Машина пространства - страница 16



Оказалось, что Федора Лукича в «Севере-Транзите» хорошо знали. Пока Жора налегал на гуляш с плохо накалывающимися на вилку макаронами, водитель пазика любезничал с пышногрудой кассиршей, изредка кивая в его сторону. Сам он есть не стал. Жора поглядывал на замурованную в стенку плазменную панель, на экране которой драматически заламывала руки Клавдия Шульженко. У нее было простое хитроватое лицо, сильно подкрашенное синими тенями. Записи, сделанной в Колонном зале Дома Союзов, было как минимум лет сорок, а то и пятьдесят.

– Долго еще ехать? – спросил Пеликанов, выйдя на воздух.
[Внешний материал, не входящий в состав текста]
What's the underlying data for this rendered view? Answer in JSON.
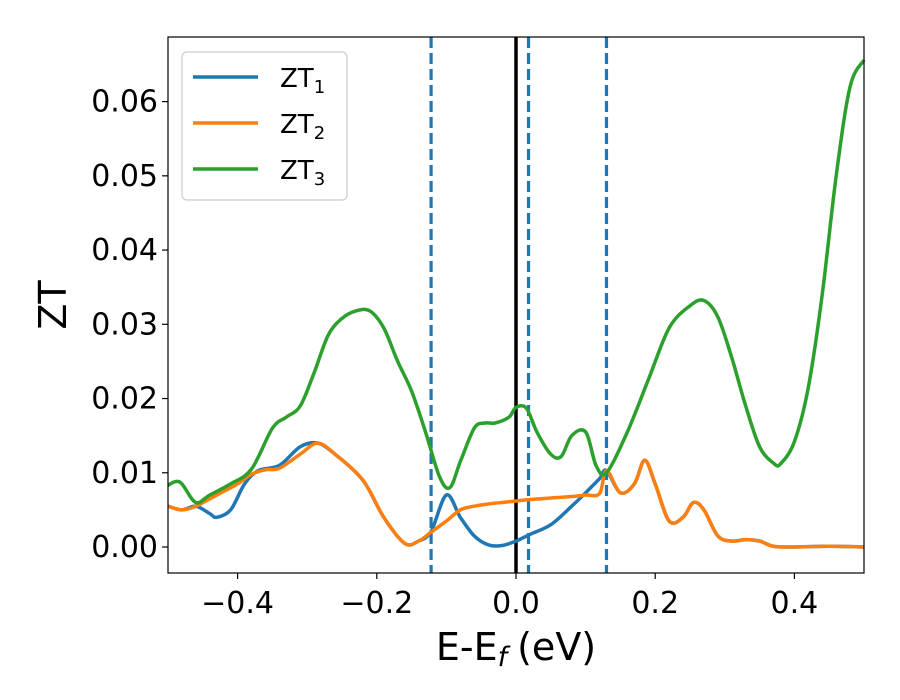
{
  "chart_data": {
    "type": "line",
    "title": "",
    "xlabel": "E-E",
    "xlabel_subscript": "f",
    "xlabel_suffix": "(eV)",
    "ylabel": "ZT",
    "xlim": [
      -0.5,
      0.5
    ],
    "ylim": [
      -0.0035,
      0.0687
    ],
    "x_ticks": [
      -0.4,
      -0.2,
      0.0,
      0.2,
      0.4
    ],
    "x_tick_labels": [
      "−0.4",
      "−0.2",
      "0.0",
      "0.2",
      "0.4"
    ],
    "y_ticks": [
      0.0,
      0.01,
      0.02,
      0.03,
      0.04,
      0.05,
      0.06
    ],
    "y_tick_labels": [
      "0.00",
      "0.01",
      "0.02",
      "0.03",
      "0.04",
      "0.05",
      "0.06"
    ],
    "grid": false,
    "legend_position": "top-left",
    "vertical_lines": [
      {
        "x": -0.122,
        "style": "dashed",
        "color": "#1f77b4"
      },
      {
        "x": 0.0,
        "style": "solid",
        "color": "#000000"
      },
      {
        "x": 0.018,
        "style": "dashed",
        "color": "#1f77b4"
      },
      {
        "x": 0.13,
        "style": "dashed",
        "color": "#1f77b4"
      }
    ],
    "series": [
      {
        "name": "ZT",
        "subscript": "1",
        "color": "#1f77b4",
        "x": [
          -0.5,
          -0.48,
          -0.46,
          -0.44,
          -0.43,
          -0.41,
          -0.39,
          -0.37,
          -0.34,
          -0.31,
          -0.285,
          -0.26,
          -0.22,
          -0.19,
          -0.16,
          -0.14,
          -0.122,
          -0.1,
          -0.08,
          -0.06,
          -0.04,
          -0.02,
          0.0,
          0.02,
          0.05,
          0.08,
          0.1,
          0.12,
          0.13,
          0.15,
          0.17,
          0.185,
          0.2,
          0.22,
          0.24,
          0.255,
          0.27,
          0.29,
          0.31,
          0.33,
          0.35,
          0.37,
          0.4,
          0.45,
          0.5
        ],
        "y": [
          0.0055,
          0.005,
          0.0055,
          0.0045,
          0.004,
          0.005,
          0.0085,
          0.0103,
          0.011,
          0.0135,
          0.014,
          0.0125,
          0.009,
          0.004,
          0.0005,
          0.0008,
          0.0021,
          0.007,
          0.004,
          0.0015,
          0.0003,
          0.0002,
          0.0008,
          0.0017,
          0.003,
          0.0055,
          0.0073,
          0.0092,
          0.0103,
          0.0073,
          0.0085,
          0.0117,
          0.0085,
          0.0035,
          0.004,
          0.006,
          0.005,
          0.0015,
          0.0008,
          0.001,
          0.0008,
          0.0001,
          0.0,
          0.0001,
          0.0
        ]
      },
      {
        "name": "ZT",
        "subscript": "2",
        "color": "#ff7f0e",
        "x": [
          -0.5,
          -0.48,
          -0.46,
          -0.44,
          -0.42,
          -0.4,
          -0.38,
          -0.36,
          -0.34,
          -0.31,
          -0.285,
          -0.26,
          -0.22,
          -0.19,
          -0.16,
          -0.14,
          -0.122,
          -0.1,
          -0.08,
          -0.06,
          -0.04,
          -0.02,
          0.0,
          0.02,
          0.05,
          0.08,
          0.1,
          0.12,
          0.13,
          0.15,
          0.17,
          0.185,
          0.2,
          0.22,
          0.24,
          0.255,
          0.27,
          0.29,
          0.31,
          0.33,
          0.35,
          0.37,
          0.4,
          0.45,
          0.5
        ],
        "y": [
          0.0055,
          0.005,
          0.0055,
          0.0065,
          0.0075,
          0.0085,
          0.0098,
          0.0104,
          0.0106,
          0.0125,
          0.014,
          0.0125,
          0.009,
          0.004,
          0.0005,
          0.0008,
          0.002,
          0.0035,
          0.005,
          0.0055,
          0.0058,
          0.006,
          0.0062,
          0.0064,
          0.0066,
          0.0068,
          0.007,
          0.0072,
          0.0103,
          0.0073,
          0.0085,
          0.0117,
          0.0085,
          0.0035,
          0.004,
          0.006,
          0.005,
          0.0015,
          0.0008,
          0.001,
          0.0008,
          0.0001,
          0.0,
          0.0001,
          0.0
        ]
      },
      {
        "name": "ZT",
        "subscript": "3",
        "color": "#2ca02c",
        "x": [
          -0.5,
          -0.49,
          -0.48,
          -0.46,
          -0.44,
          -0.41,
          -0.38,
          -0.35,
          -0.33,
          -0.31,
          -0.29,
          -0.27,
          -0.25,
          -0.23,
          -0.21,
          -0.19,
          -0.17,
          -0.15,
          -0.13,
          -0.11,
          -0.095,
          -0.08,
          -0.06,
          -0.045,
          -0.03,
          -0.01,
          0.0,
          0.015,
          0.03,
          0.05,
          0.065,
          0.08,
          0.1,
          0.115,
          0.13,
          0.16,
          0.19,
          0.22,
          0.25,
          0.27,
          0.29,
          0.31,
          0.33,
          0.35,
          0.37,
          0.38,
          0.4,
          0.42,
          0.44,
          0.46,
          0.48,
          0.5
        ],
        "y": [
          0.0083,
          0.0088,
          0.0085,
          0.006,
          0.007,
          0.0085,
          0.0105,
          0.016,
          0.0175,
          0.019,
          0.0235,
          0.0285,
          0.0308,
          0.0318,
          0.0318,
          0.0295,
          0.025,
          0.021,
          0.0155,
          0.0095,
          0.008,
          0.0115,
          0.016,
          0.0167,
          0.0167,
          0.0175,
          0.0188,
          0.0187,
          0.0155,
          0.0125,
          0.0122,
          0.015,
          0.0155,
          0.011,
          0.01,
          0.0155,
          0.0225,
          0.0295,
          0.0325,
          0.0332,
          0.031,
          0.0255,
          0.019,
          0.0135,
          0.0113,
          0.0112,
          0.0142,
          0.0215,
          0.034,
          0.05,
          0.062,
          0.0656
        ]
      }
    ]
  }
}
– Полпути, считай, проехали, а вот долго ли, одному Богу известно, – философски отозвался Федор Лукич, чиркнув в темноте спичкой.

На коробке Жора увидел этикетку, на которой был изображен пограничный наряд – два солдатика с «калашами» старого образца и овчарка. Собака производила впечатление самого осмысленного существа на картине.

– Дорога плохая?

– Бывает, что и плохая, а бывает, и ничего. Ты знак возле заправки видел?

– Нет.

– Неопределенная дорога. – Федор Лукич деловито выплюнул на асфальт табачную ворсинку.

– Как понять, неопределенная? – Пеликанов о таком дорожном знаке никогда не слышал.

– Так и понять, что заранее никогда не известно, то ли как сыр по маслу катить будешь, то ли на колдобинах подвеску убьешь.

– А от чего это зависит? – снова поинтересовался Жора, догоняя быстро шагающего водителя.

– От человека зависит, что ему судьба уготовит. Бывает, видно, человек хороший, а дорога ему выпадает трудная. А бывает наоборот.

Так обычно и бывает, мысленно согласился Жора.

– И многих вы, Федор Лукич, в Заповедник доставили?

– Доставляет Почта России, а я до лесничества довожу, – уточнил водитель. – Не считал.

Вдалеке послышались глухие раскаты грома – будто наверху, над навесным потолком из серых, дымящих туч кто-то двигал мебель.

Жора не мог вспомнить, в какой момент они съехали с федеральной трассы М-8 на проселочную дорогу. Быть может, и вообще не съезжали, просто дорога на Архангельск вдруг сама неожиданно размокла и изгадилась. После того как зарядил дождь, езда по ней стала напоминать сильно замедленное катание по бобслейному желобу. Пазик закидывало на обочину, с которой он снова скатывался вниз, чтобы занестись на противоположную сторону. Автобус сильно раскачивало. Судя по тому, как размашисто водило его корму, вскоре они должны были неминуемо застрять. Почти ничего не было видно. Фары выхватывали из темноты лишь небольшой косматый клочок земли перед колесами, на котором вздымалась гребнями жирная вековечная грязь. Оставалось удивляться, каким образом Федор Лукич все еще ориентировался в пространстве. Он выглядел предельно сосредоточенным. Заметив, что Пеликанов внимательно наблюдает за ним, он сказал, что главное – держать нос на волну. Жора не понял, имело ли его замечание какой-то буквальный смысл или Федор Лукич выражался метафорически.

Наконец, наддав из последних сил, пазик снова оказался на асфальте. Пеликанов это почувствовал по стихшей качке. Дождь тоже, кажется, стих и барабанил теперь по крыше не так истово.

– Я уж думал, застрянем, – признался Жора.

– Застрять – что. Хуже, если бы перевернулись.

– И как вы дорогу находите! – восхитился Пеликанов, пребывая под впечатлением от их решающего рывка.

– Да ничего я не нахожу, просто еду вперед и еду, а она сама под колеса подстилается.